What iOS does natively, and where it stops
Natively, iOS lets you record ProRes directly to a connected external SSD over USB-C, which is the only way to capture long 4K ProRes takes on most models because internal storage limits 4K ProRes recording on base-capacity phones. The Files app and Photos let you copy, move, and delete clips, and Photos shows you total Videos usage under Settings > General > iPhone Storage > Photos. Where iOS stops: it won't tell you which individual videos are the biggest space hogs, and it won't batch-select your largest ProRes files for you. That's tedious to do by hand when you have hundreds of clips.
How do I offload ProRes files to free space?
The reliable flow is copy-verify-delete:
- Connect the iPhone to a Mac or PC, or plug in a USB-C external drive.
- In the Files app, open On My iPhone or Photos, then drag or share the clips to the drive or computer.
- Confirm the files opened and play correctly on the destination.
- Back in Photos, delete the local copies and then empty Recently Deleted.
For a guided walk-through of moving clips, see how to move large videos off iPhone to free space and how to find and delete large videos without deleting photos.

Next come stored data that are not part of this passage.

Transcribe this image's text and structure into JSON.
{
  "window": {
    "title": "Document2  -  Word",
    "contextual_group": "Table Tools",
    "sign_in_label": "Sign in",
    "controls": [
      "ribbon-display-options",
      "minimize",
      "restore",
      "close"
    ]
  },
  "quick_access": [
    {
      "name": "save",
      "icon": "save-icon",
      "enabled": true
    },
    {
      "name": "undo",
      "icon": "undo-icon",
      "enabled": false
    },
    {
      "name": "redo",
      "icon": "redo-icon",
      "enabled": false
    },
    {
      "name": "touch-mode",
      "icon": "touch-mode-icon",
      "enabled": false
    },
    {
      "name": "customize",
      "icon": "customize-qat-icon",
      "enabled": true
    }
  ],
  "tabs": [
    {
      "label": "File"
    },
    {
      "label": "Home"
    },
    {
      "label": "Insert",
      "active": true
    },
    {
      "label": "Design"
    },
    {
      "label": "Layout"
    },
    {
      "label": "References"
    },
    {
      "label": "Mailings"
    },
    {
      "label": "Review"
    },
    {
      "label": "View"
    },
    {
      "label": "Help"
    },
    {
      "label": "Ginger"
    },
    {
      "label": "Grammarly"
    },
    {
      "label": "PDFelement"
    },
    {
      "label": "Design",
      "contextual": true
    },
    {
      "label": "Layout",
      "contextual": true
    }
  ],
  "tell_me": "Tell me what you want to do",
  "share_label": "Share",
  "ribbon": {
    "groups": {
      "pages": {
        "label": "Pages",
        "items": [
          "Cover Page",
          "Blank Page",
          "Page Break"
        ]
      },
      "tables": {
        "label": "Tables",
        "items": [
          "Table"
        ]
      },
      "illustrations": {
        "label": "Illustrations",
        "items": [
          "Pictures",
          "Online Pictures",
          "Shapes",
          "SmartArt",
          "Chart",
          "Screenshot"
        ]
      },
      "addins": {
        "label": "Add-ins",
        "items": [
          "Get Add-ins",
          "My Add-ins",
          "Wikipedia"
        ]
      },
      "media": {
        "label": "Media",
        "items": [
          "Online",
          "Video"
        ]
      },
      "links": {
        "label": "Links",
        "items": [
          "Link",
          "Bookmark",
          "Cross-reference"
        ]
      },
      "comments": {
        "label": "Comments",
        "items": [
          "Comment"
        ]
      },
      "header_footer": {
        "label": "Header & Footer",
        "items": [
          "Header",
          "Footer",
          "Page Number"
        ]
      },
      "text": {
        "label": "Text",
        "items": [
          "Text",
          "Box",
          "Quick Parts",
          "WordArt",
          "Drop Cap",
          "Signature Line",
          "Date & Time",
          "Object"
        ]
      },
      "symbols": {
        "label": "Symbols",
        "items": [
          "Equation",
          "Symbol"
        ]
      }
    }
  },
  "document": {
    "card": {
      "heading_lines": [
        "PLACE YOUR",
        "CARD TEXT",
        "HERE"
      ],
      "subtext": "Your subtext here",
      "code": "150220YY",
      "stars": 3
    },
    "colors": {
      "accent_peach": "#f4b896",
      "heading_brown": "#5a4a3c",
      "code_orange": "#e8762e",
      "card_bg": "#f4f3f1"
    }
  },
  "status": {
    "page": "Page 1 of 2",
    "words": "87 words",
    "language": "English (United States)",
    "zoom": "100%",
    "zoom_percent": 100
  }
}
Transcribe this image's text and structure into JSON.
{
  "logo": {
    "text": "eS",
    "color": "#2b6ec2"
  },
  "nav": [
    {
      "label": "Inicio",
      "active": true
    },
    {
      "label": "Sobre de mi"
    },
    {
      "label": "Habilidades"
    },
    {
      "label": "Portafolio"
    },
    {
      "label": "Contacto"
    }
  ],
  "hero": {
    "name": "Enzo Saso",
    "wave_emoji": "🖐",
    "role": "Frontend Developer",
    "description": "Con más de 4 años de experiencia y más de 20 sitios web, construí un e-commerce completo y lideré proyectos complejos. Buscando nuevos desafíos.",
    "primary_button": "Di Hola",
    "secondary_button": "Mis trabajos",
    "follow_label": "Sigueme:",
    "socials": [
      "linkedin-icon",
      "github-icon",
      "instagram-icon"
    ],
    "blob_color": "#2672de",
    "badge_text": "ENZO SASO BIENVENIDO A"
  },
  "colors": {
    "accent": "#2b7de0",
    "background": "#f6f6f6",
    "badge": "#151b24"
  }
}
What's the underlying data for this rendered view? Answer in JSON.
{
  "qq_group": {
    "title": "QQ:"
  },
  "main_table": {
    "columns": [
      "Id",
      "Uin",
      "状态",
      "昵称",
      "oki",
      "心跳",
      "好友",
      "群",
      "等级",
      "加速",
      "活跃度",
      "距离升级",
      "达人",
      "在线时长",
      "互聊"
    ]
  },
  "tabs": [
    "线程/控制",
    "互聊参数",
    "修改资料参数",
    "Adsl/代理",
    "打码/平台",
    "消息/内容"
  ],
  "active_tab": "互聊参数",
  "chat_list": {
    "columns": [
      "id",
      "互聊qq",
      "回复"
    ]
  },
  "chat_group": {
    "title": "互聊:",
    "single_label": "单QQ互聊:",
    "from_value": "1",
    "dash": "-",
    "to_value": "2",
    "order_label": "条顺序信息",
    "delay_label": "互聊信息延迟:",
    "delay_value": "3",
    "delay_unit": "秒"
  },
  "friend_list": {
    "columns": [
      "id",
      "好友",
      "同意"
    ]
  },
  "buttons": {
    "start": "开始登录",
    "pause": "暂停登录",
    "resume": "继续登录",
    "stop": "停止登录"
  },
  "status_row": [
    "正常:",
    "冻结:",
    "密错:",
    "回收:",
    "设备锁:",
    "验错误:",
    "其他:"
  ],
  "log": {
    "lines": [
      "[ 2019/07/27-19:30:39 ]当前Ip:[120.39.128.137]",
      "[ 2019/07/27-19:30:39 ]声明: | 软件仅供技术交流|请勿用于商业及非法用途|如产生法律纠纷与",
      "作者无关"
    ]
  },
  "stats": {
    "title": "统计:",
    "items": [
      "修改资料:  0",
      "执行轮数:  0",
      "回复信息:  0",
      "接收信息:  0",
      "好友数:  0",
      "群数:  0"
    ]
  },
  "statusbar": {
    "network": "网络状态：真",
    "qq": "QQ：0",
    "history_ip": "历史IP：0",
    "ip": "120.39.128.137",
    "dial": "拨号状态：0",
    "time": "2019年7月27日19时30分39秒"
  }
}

If you'd rather find every oversized ProRes clip in seconds instead of scrolling, Cleanor for iPhone sorts your library by file size so the biggest videos surface first.
What this cannot do, and the recoverability note
No tool shrinks an existing ProRes file without re-encoding it, which defeats the point of shooting ProRes in the first place. If you only want smaller files, compress videos without losing visible quality instead. And remember: deleting a video in Photos moves it to Recently Deleted for about 30 days, after which it is gone for good. Always confirm your backup or external copy plays before you empty Recently Deleted, because permanent deletion is not reversible.
FAQ
How many minutes of ProRes can my iPhone hold?
At roughly 6 GB/min for 4K, a 256 GB phone with about 100 GB free holds around 16 minutes. Recording to an external SSD removes that limit.
Does turning off ProRes delete my existing clips?
No. Toggling Apple ProRes off only changes future recordings. Your already-recorded ProRes files stay in Photos until you delete them.
Can I convert ProRes to a smaller format on the iPhone?
Not in Photos directly, but a video editing app or export to HEVC will shrink it. Expect some quality trade-off and the loss of grading headroom.